Handball (kf). In der WSL-Oberliga musste sich HF Aerzen im Verfolgerduell beim TVE Dingelbe II in letzter Sekunde geschlagen geben. Mit dem Schlusspfiff hämmerten die „Eichen“ einen Freiwurf zum 29:28 (13:17)-Endstand direkt in die Maschen des Aerzener Tores. Die Handball-Freunde, die trotz der Niederlage den zweiten Platz behaupteten, hatten in der ersten Halbzeit die Partie fest im Griff. Sie führten bereits 14:7, leisteten sich dann aber einige leichtsinnige Fehler. Dazu schied Peter Schulz bereits in der 20. Minute mit einer Kapselverletzung aus. „Das war natürlich ein herber Verlust, denn personell haben wir einfach keine Alternativen“, stellte Torjäger Sebastian Steup fest. Mit der dünnen Personaldecke baute Aerzen in der zweiten Halbzeit konditionell ab. Tore: Grabbe (8/1), Buß (5), Steup (5), Bauer (5/3), Schlie (2), Gronemann (2), Schulz.

Beim WSL-Pokalsieger HSG Fuhlen/Hessisch Oldendorf ist die Luft raus. Beim Tabellenletzten HSG Exten/Rinteln kassierte die Mannschaft von Trainer Ralph Schönemeier ohne große Gegenwehr eine 25:30 (11:18)-Niederlage. Exten/ Rinteln zeigte sich von Beginn an spielbestimmend und setzte sich schnell mit 6:2 ab. In der zweiten Halbzeit konnte die Fuhlen/Hessisch Oldendorfer Kombination zwar auf 21:23 verkürzen. Doch in der entscheidenden Phase verhinderte Extens starker Torhüter Winter die mögliche Wende. Tore: Heppner (8), Krettek (5/2), Herrmann (4), Weidemann (4/4), Dorndorf (2), Schuster (2), Peters (2).

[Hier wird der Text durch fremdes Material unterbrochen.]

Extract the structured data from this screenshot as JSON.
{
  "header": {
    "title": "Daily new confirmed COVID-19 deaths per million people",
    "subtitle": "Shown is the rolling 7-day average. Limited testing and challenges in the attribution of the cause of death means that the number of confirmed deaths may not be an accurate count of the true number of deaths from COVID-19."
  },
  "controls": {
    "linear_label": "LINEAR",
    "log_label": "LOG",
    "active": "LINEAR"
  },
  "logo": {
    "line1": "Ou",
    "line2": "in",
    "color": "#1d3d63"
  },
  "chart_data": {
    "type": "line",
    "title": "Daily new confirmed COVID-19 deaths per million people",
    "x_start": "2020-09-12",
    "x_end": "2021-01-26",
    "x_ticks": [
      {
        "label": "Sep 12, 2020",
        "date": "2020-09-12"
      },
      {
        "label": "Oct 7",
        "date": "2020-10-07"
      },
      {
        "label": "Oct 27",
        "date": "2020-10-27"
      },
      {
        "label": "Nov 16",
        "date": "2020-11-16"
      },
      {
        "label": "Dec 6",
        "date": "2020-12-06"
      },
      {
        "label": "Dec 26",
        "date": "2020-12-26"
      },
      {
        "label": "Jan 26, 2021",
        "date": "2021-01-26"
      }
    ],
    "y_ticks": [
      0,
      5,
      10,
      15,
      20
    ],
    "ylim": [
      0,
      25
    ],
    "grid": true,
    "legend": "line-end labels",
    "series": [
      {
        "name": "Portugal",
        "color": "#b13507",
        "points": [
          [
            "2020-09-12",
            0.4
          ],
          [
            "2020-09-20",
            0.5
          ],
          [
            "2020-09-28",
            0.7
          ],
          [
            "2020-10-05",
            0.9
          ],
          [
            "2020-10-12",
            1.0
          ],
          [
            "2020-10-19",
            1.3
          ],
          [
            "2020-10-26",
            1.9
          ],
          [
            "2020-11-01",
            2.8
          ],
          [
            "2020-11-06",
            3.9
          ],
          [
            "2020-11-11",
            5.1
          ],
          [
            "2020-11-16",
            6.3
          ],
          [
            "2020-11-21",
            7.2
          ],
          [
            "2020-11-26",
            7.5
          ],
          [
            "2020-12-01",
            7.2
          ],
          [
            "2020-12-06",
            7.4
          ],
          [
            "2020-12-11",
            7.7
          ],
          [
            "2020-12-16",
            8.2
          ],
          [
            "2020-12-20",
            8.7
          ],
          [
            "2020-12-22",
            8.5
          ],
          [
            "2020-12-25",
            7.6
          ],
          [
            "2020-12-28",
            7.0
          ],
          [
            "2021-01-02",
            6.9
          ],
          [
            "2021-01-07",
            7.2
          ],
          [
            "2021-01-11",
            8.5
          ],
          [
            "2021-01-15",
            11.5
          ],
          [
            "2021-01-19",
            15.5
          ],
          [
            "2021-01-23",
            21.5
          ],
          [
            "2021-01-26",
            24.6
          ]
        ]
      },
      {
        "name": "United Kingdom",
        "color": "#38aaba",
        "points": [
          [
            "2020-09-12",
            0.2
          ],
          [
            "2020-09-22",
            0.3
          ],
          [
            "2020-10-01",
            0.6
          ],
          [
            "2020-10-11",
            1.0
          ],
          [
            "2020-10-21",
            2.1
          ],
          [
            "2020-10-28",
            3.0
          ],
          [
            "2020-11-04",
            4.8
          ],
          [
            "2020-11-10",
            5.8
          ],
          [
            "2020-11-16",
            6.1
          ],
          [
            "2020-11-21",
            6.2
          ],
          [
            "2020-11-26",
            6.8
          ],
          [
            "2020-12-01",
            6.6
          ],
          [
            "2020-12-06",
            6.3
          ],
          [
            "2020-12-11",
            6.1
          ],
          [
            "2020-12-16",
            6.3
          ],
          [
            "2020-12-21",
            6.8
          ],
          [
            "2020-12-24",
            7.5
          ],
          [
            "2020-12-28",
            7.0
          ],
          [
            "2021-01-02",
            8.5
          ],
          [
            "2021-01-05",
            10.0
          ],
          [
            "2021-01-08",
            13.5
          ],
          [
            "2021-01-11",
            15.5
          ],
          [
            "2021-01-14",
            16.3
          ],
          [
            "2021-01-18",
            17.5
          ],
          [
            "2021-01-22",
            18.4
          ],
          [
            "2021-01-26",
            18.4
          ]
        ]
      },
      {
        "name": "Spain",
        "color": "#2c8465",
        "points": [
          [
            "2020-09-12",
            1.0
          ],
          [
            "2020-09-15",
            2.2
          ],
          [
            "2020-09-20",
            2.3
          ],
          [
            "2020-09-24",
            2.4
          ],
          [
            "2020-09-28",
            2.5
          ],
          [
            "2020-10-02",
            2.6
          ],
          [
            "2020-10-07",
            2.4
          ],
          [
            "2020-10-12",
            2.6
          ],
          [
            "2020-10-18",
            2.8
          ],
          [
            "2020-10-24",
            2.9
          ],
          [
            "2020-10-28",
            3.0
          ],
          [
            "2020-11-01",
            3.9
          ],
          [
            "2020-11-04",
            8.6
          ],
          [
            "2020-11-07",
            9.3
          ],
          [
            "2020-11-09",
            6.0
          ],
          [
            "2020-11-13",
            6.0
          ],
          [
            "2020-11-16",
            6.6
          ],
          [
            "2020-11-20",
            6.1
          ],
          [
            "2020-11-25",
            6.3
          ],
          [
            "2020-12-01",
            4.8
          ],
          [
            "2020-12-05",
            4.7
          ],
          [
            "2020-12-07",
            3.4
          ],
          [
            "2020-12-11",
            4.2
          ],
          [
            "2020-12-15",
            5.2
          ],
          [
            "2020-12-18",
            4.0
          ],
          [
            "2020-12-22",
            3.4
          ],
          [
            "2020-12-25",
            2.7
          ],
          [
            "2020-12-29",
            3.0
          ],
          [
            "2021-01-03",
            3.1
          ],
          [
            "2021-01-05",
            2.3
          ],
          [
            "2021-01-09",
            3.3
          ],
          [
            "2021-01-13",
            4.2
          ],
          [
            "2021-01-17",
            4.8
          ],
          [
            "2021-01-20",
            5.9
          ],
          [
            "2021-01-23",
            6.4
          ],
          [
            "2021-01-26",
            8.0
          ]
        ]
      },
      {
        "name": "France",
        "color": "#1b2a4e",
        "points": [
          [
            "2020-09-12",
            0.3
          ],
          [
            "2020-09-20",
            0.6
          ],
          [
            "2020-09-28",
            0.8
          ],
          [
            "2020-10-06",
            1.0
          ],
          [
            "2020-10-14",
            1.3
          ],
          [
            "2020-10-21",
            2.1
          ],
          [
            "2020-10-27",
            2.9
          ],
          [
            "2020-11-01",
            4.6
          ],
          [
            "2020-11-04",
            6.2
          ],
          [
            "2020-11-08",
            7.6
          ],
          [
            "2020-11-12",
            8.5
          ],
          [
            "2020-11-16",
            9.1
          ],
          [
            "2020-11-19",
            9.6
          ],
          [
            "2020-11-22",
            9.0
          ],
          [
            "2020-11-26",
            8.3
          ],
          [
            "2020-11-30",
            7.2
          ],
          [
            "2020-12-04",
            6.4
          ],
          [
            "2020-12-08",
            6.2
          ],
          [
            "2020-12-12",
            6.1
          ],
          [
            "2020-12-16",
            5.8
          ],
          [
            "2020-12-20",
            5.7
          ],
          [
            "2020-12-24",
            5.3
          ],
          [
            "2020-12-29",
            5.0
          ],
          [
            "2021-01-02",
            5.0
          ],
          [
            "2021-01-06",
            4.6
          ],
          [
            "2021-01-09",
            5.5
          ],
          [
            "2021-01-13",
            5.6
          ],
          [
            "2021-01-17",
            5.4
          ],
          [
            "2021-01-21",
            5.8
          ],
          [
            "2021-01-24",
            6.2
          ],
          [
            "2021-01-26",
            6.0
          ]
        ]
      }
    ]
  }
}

Die TSG Emmerthal II verlor 30:31 (15:17) beim TV 87 Stadtoldendorf II und muss als Tabellenzwölfter weiter um den Klassenerhalt zittern. Die Stadtoldendorfer bestimmten von Beginn an die Partie und führten fünf Minuten vor dem Abpfiff mit 29:25. Die TSG verkürzte 30 Sekunden vor dem Abpfiff auf 30:31, doch mit der nötigen Cleverness brachte der TV 87 die knappe Führung über die Zeit. Tore: Ostwald (8), Schunko (6), Cyrklaff (4/3), William (4), Wassermann (4), Spickermann (3), Müller.